The 5th Wave has one of the most energetic and exciting opening sequences I’ve seen in quite sometime. The film shows the waves unfold to the narration of Moretz, and the chaos is depicted with incredible special effects and pulsating tension that almost makes the film seem like something out of a graphic novel. Few live-action films could capture the energy and excitement of what can happen on the colorful pages of a graphic novel (The 5th Wave is not a graphic novel, to be clear), but this is a film that has that kind of energy and constant intensity found in one of those many volumes. This is also largely in part to the action being so clear and discernible, rather than muddled and incoherent, thanks to the skilled hands of director J Blakeson and cinematographer Enrique Chediak.
Even when The 5th Wave is focusing on conversation between Cassie and Evan, it never becomes boring or poorly paced.

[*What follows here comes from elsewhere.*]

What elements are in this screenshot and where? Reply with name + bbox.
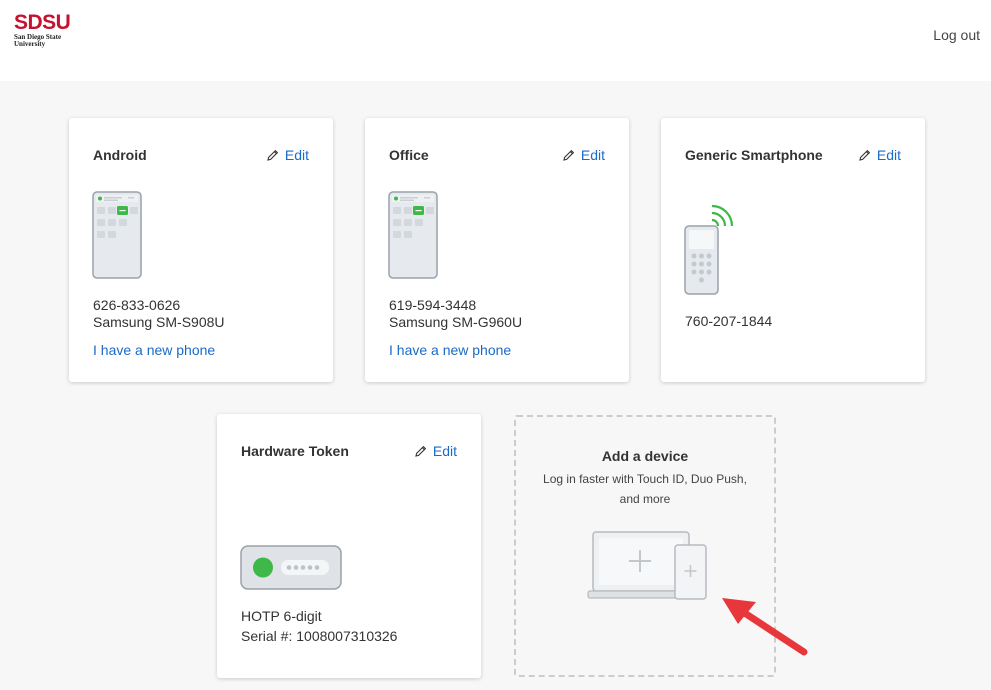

The downtime in the middle of the film only makes the bookended scenes of peril and devastation all that more affecting. This is also one of the first young adult films to really be successful at communicating loss and guilt without going overboard in some aesthetic element to communicate said emotion. We can believe the events and how they affect the characters because, for one, screenwriters Susannah Grant, Akiva Goldsman, and Jeff Pinker don’t dwell on “woe is me” sequences for our lead character and constantly emphasize her strength by her actions rather than her image, and two, Moretz is a talented enough performer in her young age to handle enough emotional weight quite effectively.
I find it intriguing how so much emphasis was placed on The Hunger Games‘s Katniss Everdeen character, when she was about as opaque of a character as you can get when it comes to a female hero, and by the end of the second part of Mockingjay, nobody seemed to care that the entire end sequence was a contradiction of her being. Cassie Sullivan finds herself being much more of a riveting character, and Moretz finds herself in a position to showcase her talent rather than her image of female strength and power. The 5th Wave is a strong and truly enjoyable action film that could fittingly stand alongside the other big action releases of this year.